Plants That Mimic the Scent of Ants
- 演化之聲

- Mar 12
- 3 min read
To sustain the cycle of life, plants have evolved an extraordinary diversity of flowers and fragrances that attract pollinators. Among the strategies used in this evolutionary process, mimicry stands out as particularly ingenious. By imitating the appearance, scent, or other characteristics of organisms, plants can deceive specific insects into visiting their flowers. A recent study revealed that the plant Vincetoxicum nakaianum attracts flies for pollination in a remarkable way, uncovering a previously unknown form of floral mimicry.

Japanese biologist Ko Mochizuki observed that large numbers of chloropid flies (family Chloropidae) gather around flowering individuals of V. nakaianum in the Koishikawa Botanical Garden at the University of Tokyo. Many species in this fly family are kleptoparasites: they feed on the body fluids of insects that have been injured or captured by other predators. The presence of these flies around the plant therefore suggested that their attraction might somehow be linked to this feeding habit.
Through more than 150 hours of field observation and sampling, researchers recorded four chloropid fly species visiting V. nakaianum: Conioscinella divitis, Polyodaspis ruficornis, Tricimba lineella, and Tricimba japonica. These flies serve as the plant's primary pollinators. They land on the flowers to drink liquid secretions and sometimes even mate there. Their behavior closely resembles the way kleptoparasitic flies gather around insects that have been attacked by predators, suggesting that the plant might be imitating such prey-related cues.

Chemical analysis of the floral scent revealed five volatile compounds: nonane, undecane, octyl acetate, decyl acetate, and methyl-6-methyl salicylate. Experiments showed that the last two compounds play the key role in attracting the flies. Interestingly, neither compound is attractive when presented alone; they must act together to form an effective signal. Decyl acetate and methyl-6-methyl salicylate are chemicals typically found in ants, especially species belonging to the subfamily Formicinae.
When researchers examined two common Japanese ants, Formica japonica and Formica hayashi, they found that ants attacked by spiders released volatile chemicals strikingly similar to the floral scent of V. nakaianum. Both included decyl acetate and methyl-6-methyl salicylate. However, crushed ants did not attract the flies, indicating that these volatiles originate from physiological responses triggered during predator attacks rather than from simple tissue damage.
The scent produced by V. nakaianum flowers therefore represents a form of olfactory mimicry: the plant imitates the odor emitted by injured ants. This discovery provides the first clear evidence that a plant can use ants as a model for floral mimicry, specifically copying the “distress scent” ants release when attacked. For kleptoparasitic flies, such a smell signals a potential feeding opportunity. When the flies arrive expecting prey, they instead encounter flowers, and while feeding on floral secretions they inadvertently transfer pollen.
In this way, V. nakaianum does not reward insects with abundant nectar like many other flowering plants. Instead, it exploits the flies' instinctive response to the scent of wounded prey, effectively deceiving them into acting as pollinators.
The discovery also carries broader implications for chemical ecology. Methyl-6-methyl salicylate has rarely been detected in plants. In ants, this compound can function as a trail pheromone, a mating signal, or an alarm substance.
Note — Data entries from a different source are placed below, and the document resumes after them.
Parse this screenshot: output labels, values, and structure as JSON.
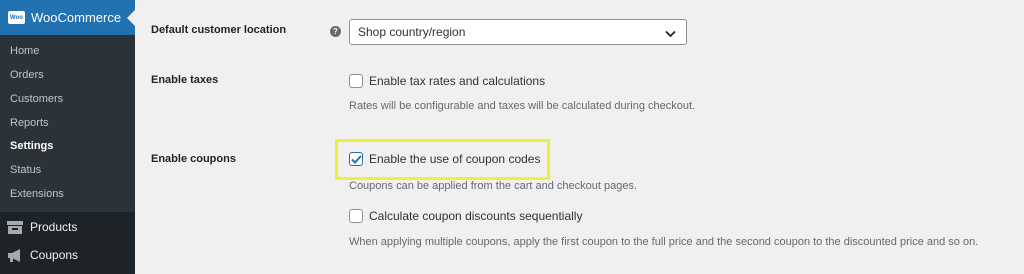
{
  "sidebar": {
    "brand": "WooCommerce",
    "brand_logo": "Woo",
    "submenu": [
      "Home",
      "Orders",
      "Customers",
      "Reports",
      "Settings",
      "Status",
      "Extensions"
    ],
    "current": "Settings",
    "menu": [
      {
        "label": "Products",
        "icon": "archive-box-icon"
      },
      {
        "label": "Coupons",
        "icon": "megaphone-icon"
      }
    ],
    "colors": {
      "bg": "#1d2327",
      "submenu_bg": "#2c3338",
      "accent": "#2271b1"
    }
  },
  "form": {
    "default_location": {
      "label": "Default customer location",
      "help_icon": "?",
      "selected": "Shop country/region"
    },
    "taxes": {
      "label": "Enable taxes",
      "checkbox_label": "Enable tax rates and calculations",
      "checked": false,
      "description": "Rates will be configurable and taxes will be calculated during checkout."
    },
    "coupons": {
      "label": "Enable coupons",
      "checkbox_label": "Enable the use of coupon codes",
      "checked": true,
      "description": "Coupons can be applied from the cart and checkout pages.",
      "sequential_label": "Calculate coupon discounts sequentially",
      "sequential_checked": false,
      "sequential_description": "When applying multiple coupons, apply the first coupon to the full price and the second coupon to the discounted price and so on."
    },
    "highlight_color": "#eef231"
  }
}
The ability of V. nakaianum to synthesize and release this molecule suggests that the plant has evolved metabolic pathways capable of producing chemicals normally used in animal communication, adapting them for its own reproductive strategy.
By mimicking the distress signal of injured ants and luring flies searching for food, V. nakaianum turns unsuspecting scavengers into carriers of pollen. This interaction highlights the intricate complexity of plant–insect relationships—an evolutionary strategy so subtle that its sophistication remains hidden until carefully investigated.
Author: Shui-Ye You
Reference:
Mochizuki Ko. (2025). Olfactory floral mimicry of injured ants mediates the attraction of kleptoparasitic fly pollinators. Current Biology.